Here’s what I find fascinating about this text: Paul essentially says, “Here are the pros and cons, now you decide.” He did not say, “God will tell you whether to be single or get married.” He did not say, “God will choose your spouse for you.”
Sometimes it seems that we try to be more spiritual than the Bible. I hear people, for example, talk about God choosing their spouses for them. I honestly like this idea, but I’ve never clearly seen it in the Bible.
This way of thinking can lead to some humorous interactions between single men and women. I know of more than one single person who has heard this line: “God told me that you are the one I am to marry.” The bewildered young man or woman then wonders why God didn’t inform him/her of “the plan.” Should I mention that this line is usually used on singles who are absolutely gorgeous?
Others are terrified that God will choose something they don’t want, like forcing them into a life of singleness.
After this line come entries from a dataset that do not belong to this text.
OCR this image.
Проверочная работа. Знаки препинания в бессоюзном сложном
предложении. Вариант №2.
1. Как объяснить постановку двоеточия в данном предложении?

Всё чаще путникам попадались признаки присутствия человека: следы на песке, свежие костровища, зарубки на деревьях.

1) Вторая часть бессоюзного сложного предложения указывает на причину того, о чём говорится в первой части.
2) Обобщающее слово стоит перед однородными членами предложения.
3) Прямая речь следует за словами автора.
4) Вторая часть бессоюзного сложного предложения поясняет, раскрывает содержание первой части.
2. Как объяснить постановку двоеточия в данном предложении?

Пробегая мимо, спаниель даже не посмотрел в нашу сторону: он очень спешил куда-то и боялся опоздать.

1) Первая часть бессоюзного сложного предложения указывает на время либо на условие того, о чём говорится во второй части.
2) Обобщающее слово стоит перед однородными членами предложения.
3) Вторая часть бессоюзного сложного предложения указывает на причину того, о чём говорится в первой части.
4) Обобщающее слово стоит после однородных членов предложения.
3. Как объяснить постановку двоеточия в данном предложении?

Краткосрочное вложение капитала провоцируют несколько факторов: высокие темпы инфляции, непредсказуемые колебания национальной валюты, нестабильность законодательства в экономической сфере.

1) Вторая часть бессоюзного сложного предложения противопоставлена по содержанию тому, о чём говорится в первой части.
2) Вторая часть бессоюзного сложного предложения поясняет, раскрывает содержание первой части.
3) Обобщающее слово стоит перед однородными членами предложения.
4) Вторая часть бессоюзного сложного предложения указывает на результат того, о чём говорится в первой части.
Or since God has a sense of humor, perhaps He will choose the ugliest man/woman in your city to be your spouse.
According to Paul, the very choice to marry is ours. Likewise, the person we marry is our choice.
I have a couple of analogies that I think are helpful. They aren’t perfect (analogies rarely are), but at least you’ll have some food for thought.
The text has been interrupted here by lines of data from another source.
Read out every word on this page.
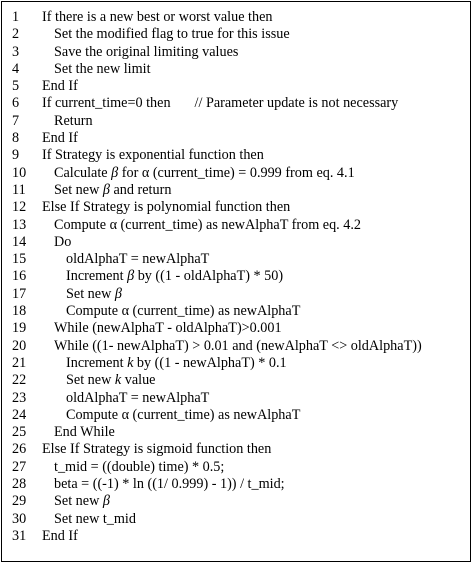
1 If there is a new best or worst value then
2 Set the modified flag to true for this issue
3 Save the original limiting values
4 Set the new limit
5 End If
6 If current_time=0 then // Parameter update is not necessary
7 Return
8 End If
9 If Strategy is exponential function then
10 Calculate β for α (current_time) = 0.999 from eq. 4.1
11 Set new β and return
12 Else If Strategy is polynomial function then
13 Compute α (current_time) as newAlphaT from eq. 4.2
14 Do
15	oldAlphaT = newAlphaT
16	Increment β by ((1 - oldAlphaT) * 50)
17	Set new β
18	Compute α (current_time) as newAlphaT
19 While (newAlphaT - oldAlphaT)>0.001
20 While ((1- newAlphaT) > 0.01 and (newAlphaT <> oldAlphaT))
21	Increment k by ((1 - newAlphaT) * 0.1
22	Set new k value
23	oldAlphaT = newAlphaT
24	Compute α (current_time) as newAlphaT
25 End While
26 Else If Strategy is sigmoid function then
27 t_mid = ((double) time) * 0.5;
28 beta = ((-1) * ln ((1/ 0.999) - 1)) / t_mid;
29 Set new β
30 Set new t_mid
31 End If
It seems that some view God’s will as a tightrope, especially when it comes to relationship choices. Stay on the rope and you’ll be absolutely safe–no harm will come to you. Make one wrong move and it’s all over, with no hope of getting back to safety. Every step must be slowly and carefully analyzed. Every move must be perfectly calculated. Some call this the “paralysis of analysis.”
With a tightrope mentality, every painful experience is interpreted as the direct result of your mistake. If you get heartbroken or rejected, it means that you stepped off “the rope” and you deserved it. This sounds extreme, but I constantly hear evidence of this mentality. It is not unusual for a heartbroken single to email me after a breakup. He/she assumes that he/she did something wrong. A perfect “tightrope,” after all, means that you find “Mr/Ms Right” on the first date and walk straight into marriage. Any other result and you’ve obviously departed from “God’s will.”
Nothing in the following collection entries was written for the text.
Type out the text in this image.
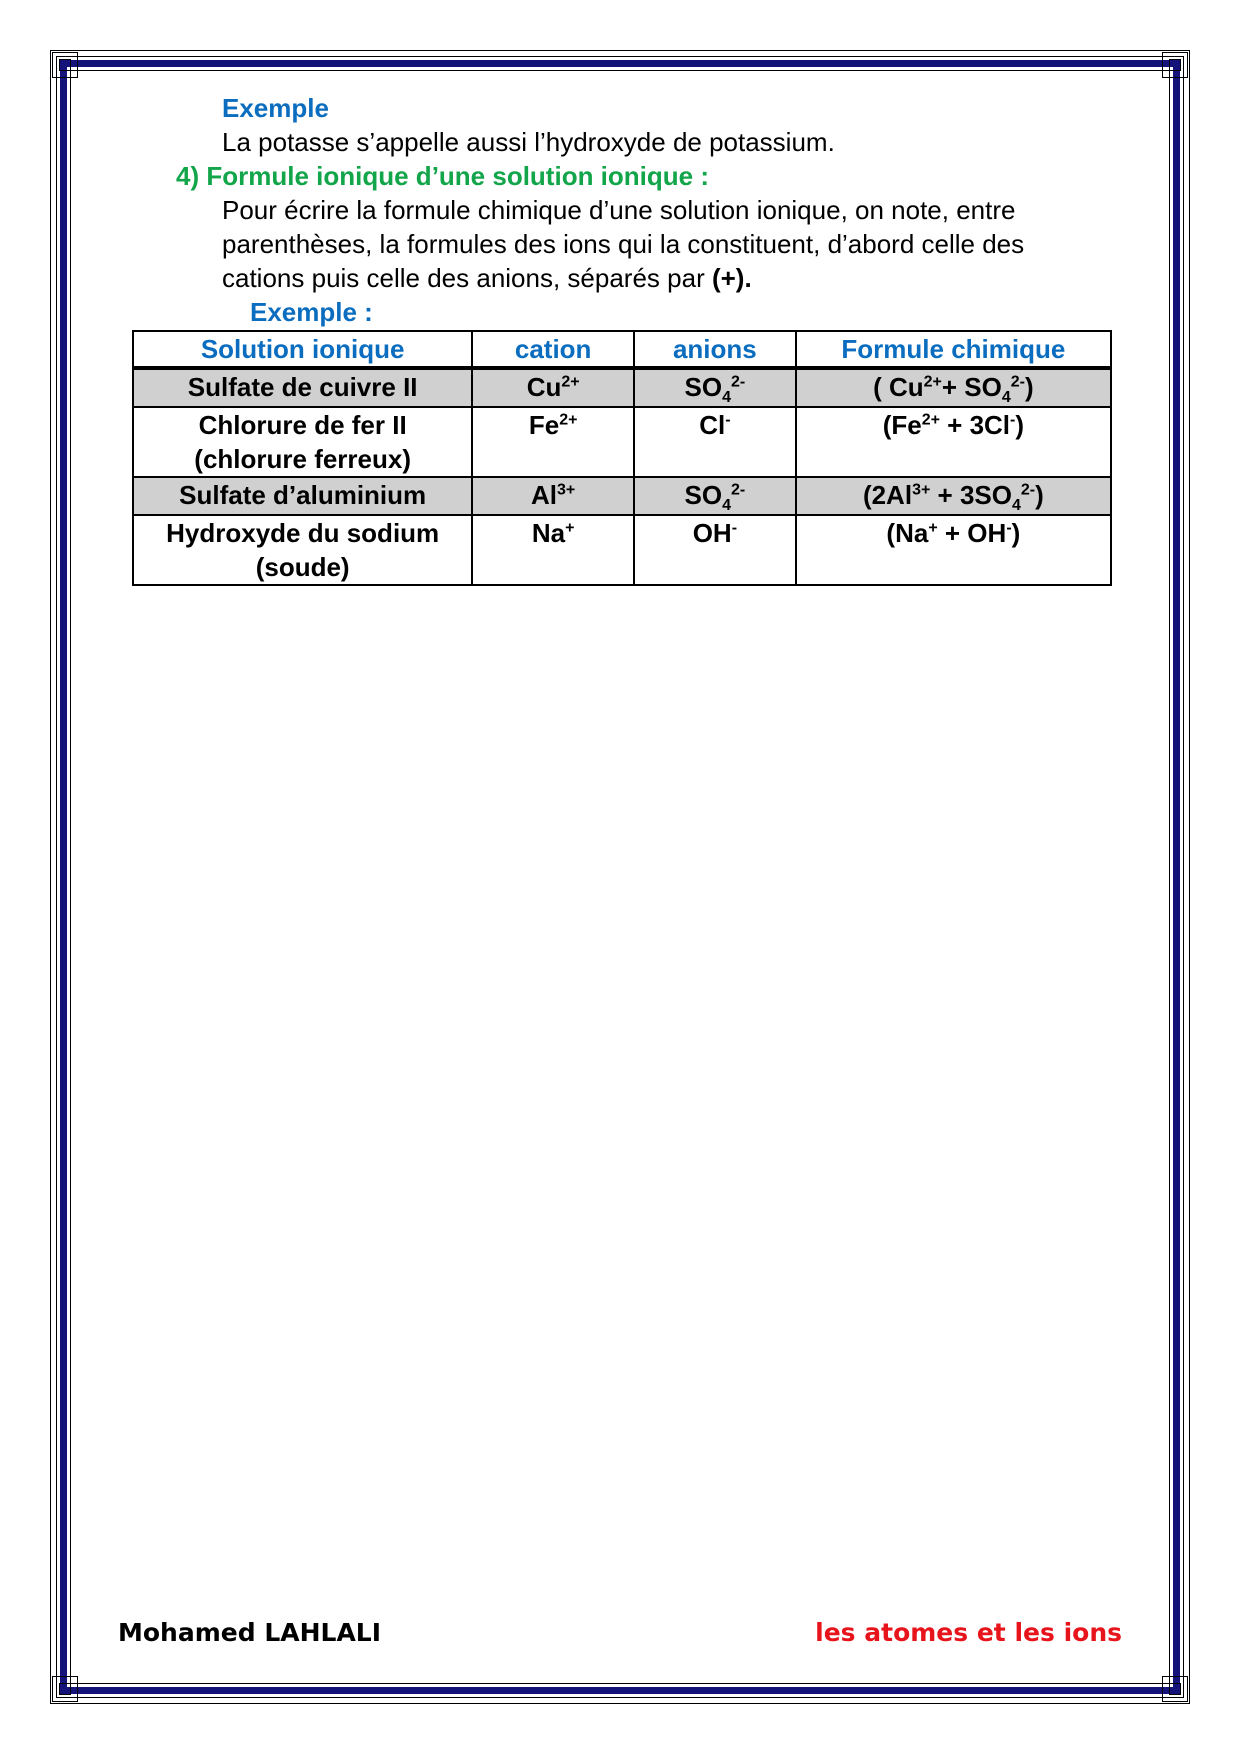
Exemple
La potasse s’appelle aussi l’hydroxyde de potassium.
4) Formule ionique d’une solution ionique :
Pour écrire la formule chimique d’une solution ionique, on note, entre
parenthèses, la formules des ions qui la constituent, d’abord celle des
cations puis celle des anions, séparés par (+).
Exemple :
Solution ionique	cation	anions	Formule chimique
Sulfate de cuivre II	$Cu^{2+}$	$SO_4^{2-}$	( $Cu^{2+}+ SO_4^{2-}$)
Chlorure de fer II
(chlorure ferreux)	$Fe^{2+}$	Cl-	$(Fe^{2+} + 3Cl^-)$
Sulfate d’aluminium	$Al^{3+}$	$SO_4^{2-}$	$(2Al^{3+} + 3SO_4^{2-})$
Hydroxyde du sodium
(soude)	Na+	OH-	(Na+ + OH-)
Mohamed LAHLALI	les atomes et les ions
I think there’s a better way of thinking about God’s will:
God’s will, like a playground, does have boundaries. He instructs us, for example, to avoid sexual immorality in our relationships. He instructs us to choose singles who are committed Christians. His Word teaches us to make wise decisions. Step outside of His protective commands and you will have major problems–it’s just like leaving the playground’s fence and deciding to play in the street.
Within the playground, however, we will have more than one choice. We have the choice of staying single or pursuing marriage. We have more than one person to choose from if we decide to get married. We must carefully listen to God, but we can trust Him to warn us if we are somehow headed for disaster. There’s no need to be afraid in the playground.
We will probably have a few bumps and bruises along the way. All of us have fallen and scraped our knee a time or two. This is a normal part of growing up. We may get dumped or basted a few times. This doesn’t always mean that you disobeyed God–it is just part of living in an imperfect world.
So what do you guys think? Tightrope or playground–or have my analogies somehow missed the point altogether?